Baylor, Byrd (1986). I’m in charge of celebrations. New York: Charles Scribner’s Sons.
Plot Description: The story is narrated by a girl living in the south-western desert. People think that she should get lonely out in the desert by herself, but she laughs at the idea. How could she be lonely when she is the one in charge of celebrations. The narrator goes on to explain that it is true, when they are incredulous. She describes how last year she made one hundred and eight celebrations and details the amazing things she witnessed and experienced. Not everything merits a celebration. She is picky about what she writes down in her book. The experience has to make her heart pound and be something she wants to remember all her life. She goes on to share some of her celebrations and what she does to commemorate them, saving the most important, New Year (which comes in spring) for last.

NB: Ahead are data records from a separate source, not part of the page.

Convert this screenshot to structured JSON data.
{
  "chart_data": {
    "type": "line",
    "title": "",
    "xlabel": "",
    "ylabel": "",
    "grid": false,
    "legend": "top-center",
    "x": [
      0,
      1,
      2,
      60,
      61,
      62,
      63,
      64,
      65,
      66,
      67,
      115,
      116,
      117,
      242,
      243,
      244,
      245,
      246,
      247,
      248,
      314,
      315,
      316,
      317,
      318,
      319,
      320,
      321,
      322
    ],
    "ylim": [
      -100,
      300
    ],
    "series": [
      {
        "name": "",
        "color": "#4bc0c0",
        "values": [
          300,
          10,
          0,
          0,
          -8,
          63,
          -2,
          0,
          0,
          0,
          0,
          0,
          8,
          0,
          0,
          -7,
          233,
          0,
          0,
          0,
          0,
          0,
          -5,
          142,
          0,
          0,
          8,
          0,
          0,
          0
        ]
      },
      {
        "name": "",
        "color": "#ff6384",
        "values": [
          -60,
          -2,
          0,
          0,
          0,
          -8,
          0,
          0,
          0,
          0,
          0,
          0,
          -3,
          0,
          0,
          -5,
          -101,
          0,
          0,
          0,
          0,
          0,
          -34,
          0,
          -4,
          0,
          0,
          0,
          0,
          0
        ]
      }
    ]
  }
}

Quantitative Reading Level : Lexile Measure: 700L, ATOS Book Level: 3.9, Interest Level: Middle Grades (4-8), AR Points: 0.5
Qualitative Reading Analysis: The story is told by a first person narrator (a girl living in the desert). The text is written in prose and includes themes of nature and recognizing its value. It is laid out in the typical way students have seen poetry, with line breaks and stanzas. The tone is conversational, but at the same time seems lyrical, due to the layout of the text and the choices in line breaks. Organization is clear and the language is mostly contemporary and familiar, though it may seem a bit unfamiliar because of the poem like layout of the story. Illustrations are used to support meaning of text, but are not necessary for understanding. The book explores several themes, some of which are subtle. The events and experiences portrayed will likely be unfamiliar to students. However, some may be able to connect with the themes of nature or recognition and celebration of the wonder in seemingly simple occurrences.
Content Area: English, Literature
Content Area Standard: English Language Arts Standards: Writing
Text Types and Purposes: CCSS.ELA-Literacy.W.5.3 Write narratives to develop real or imagined experiences or events using effective technique, descriptive details, and clear event sequences.

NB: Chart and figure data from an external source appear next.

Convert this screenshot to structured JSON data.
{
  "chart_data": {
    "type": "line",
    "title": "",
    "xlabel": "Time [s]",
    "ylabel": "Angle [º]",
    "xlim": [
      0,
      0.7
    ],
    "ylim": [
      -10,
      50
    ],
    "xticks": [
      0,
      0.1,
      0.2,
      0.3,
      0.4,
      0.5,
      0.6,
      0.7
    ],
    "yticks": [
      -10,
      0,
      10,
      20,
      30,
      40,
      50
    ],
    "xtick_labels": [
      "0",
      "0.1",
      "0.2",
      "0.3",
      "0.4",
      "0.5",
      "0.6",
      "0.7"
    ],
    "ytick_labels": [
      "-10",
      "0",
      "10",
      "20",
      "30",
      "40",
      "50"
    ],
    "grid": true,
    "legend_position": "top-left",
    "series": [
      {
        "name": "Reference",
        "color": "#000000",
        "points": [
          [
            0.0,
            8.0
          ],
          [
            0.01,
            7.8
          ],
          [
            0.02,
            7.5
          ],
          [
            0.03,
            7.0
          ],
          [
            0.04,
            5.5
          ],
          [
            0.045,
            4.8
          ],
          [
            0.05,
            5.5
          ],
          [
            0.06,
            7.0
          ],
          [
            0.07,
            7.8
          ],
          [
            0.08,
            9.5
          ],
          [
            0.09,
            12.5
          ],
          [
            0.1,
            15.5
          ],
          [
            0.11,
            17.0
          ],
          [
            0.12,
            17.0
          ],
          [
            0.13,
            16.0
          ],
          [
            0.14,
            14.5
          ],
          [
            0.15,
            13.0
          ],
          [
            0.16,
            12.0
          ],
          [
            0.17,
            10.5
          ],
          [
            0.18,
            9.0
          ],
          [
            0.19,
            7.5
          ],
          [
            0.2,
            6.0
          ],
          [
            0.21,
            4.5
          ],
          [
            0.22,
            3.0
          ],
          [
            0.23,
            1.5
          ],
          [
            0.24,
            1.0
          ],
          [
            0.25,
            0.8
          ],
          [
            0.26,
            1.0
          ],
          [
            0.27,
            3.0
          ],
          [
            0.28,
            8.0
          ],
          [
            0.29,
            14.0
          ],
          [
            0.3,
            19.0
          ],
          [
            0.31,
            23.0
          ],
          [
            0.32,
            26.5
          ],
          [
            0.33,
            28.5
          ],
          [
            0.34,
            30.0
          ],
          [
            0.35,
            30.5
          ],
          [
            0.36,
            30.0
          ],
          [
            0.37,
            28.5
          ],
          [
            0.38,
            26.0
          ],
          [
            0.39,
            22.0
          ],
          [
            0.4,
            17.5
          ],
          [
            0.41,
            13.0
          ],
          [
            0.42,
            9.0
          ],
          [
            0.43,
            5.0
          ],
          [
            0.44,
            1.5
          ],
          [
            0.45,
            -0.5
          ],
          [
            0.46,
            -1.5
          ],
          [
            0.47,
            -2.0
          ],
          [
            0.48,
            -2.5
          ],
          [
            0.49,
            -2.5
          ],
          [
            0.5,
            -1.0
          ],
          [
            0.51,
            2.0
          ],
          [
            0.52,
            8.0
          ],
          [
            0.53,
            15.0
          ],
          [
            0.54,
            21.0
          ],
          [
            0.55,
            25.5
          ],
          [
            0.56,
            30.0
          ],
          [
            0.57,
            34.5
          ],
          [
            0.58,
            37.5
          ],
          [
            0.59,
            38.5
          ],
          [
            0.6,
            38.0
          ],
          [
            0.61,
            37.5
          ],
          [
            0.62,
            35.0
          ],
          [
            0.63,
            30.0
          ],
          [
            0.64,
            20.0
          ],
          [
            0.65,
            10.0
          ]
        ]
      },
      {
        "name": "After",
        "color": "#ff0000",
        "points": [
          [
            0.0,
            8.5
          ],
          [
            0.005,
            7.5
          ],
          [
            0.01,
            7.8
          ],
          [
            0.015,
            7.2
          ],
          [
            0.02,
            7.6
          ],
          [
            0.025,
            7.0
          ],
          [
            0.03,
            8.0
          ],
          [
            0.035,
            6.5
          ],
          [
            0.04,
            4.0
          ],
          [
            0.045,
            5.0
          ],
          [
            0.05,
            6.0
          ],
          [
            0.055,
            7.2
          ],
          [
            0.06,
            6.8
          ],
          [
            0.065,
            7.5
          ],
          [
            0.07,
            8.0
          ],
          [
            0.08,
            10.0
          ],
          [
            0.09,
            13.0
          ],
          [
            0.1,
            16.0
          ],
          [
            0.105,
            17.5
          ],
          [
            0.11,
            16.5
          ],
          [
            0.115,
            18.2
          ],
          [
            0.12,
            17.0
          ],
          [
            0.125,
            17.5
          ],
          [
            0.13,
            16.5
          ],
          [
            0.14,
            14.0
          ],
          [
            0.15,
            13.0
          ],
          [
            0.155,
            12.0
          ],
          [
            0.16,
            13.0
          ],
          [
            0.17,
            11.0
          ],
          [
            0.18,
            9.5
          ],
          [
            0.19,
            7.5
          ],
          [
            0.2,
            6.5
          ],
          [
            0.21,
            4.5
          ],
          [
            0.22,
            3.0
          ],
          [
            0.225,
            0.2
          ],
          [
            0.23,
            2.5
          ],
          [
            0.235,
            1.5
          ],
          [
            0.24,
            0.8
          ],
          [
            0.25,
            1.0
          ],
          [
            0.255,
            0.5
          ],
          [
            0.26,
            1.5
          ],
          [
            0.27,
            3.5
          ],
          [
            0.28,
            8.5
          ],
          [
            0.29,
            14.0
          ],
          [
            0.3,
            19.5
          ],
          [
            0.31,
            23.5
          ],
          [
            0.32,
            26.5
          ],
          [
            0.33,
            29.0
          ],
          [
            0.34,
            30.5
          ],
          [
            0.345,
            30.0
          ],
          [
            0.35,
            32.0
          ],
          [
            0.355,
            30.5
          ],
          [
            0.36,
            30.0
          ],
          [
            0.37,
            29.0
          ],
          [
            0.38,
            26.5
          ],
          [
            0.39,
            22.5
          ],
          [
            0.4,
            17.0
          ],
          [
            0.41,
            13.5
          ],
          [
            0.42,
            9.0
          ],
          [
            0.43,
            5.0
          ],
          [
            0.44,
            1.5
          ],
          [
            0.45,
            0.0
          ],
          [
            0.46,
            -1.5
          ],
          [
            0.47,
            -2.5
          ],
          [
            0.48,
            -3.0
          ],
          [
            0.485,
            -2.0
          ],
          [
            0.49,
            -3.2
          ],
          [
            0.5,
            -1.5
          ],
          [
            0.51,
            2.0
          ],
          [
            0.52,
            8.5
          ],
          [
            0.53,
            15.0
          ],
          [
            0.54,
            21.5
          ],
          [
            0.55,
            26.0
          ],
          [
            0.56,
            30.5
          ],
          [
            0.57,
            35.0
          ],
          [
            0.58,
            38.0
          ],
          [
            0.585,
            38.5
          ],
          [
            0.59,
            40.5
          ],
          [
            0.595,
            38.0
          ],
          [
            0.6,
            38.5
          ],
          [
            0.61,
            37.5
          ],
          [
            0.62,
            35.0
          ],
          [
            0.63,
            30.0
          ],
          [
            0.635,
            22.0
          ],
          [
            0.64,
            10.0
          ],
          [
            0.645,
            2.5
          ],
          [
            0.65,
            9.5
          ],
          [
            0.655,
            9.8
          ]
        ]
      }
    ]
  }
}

CA CCSS Writing Standards K–5
Range of Writing 10. Write routinely over extended time frames (time for research, reflection, and revision) and shorter time frames (a single sitting or a day or two) for a range of discipline-specific tasks, purposes, and audiences
Curriculum Suggestions: Have students start their own journal to record the things worth celebrating that they encounter in their daily lives. Have students record words or phrases from the story that convey imagery to help them visualize the story. After a discussion of the senses have students make a list of the them and record words for each sensory category as they listen to the story.
Supporting Digital Content:
Character names/descriptions: The narrator is a girl who shares her special desert celebrations.
High interest annotation: Not everything merits a celebration. It has to be something that makes your heart pound and that you want to remember for the rest of your life.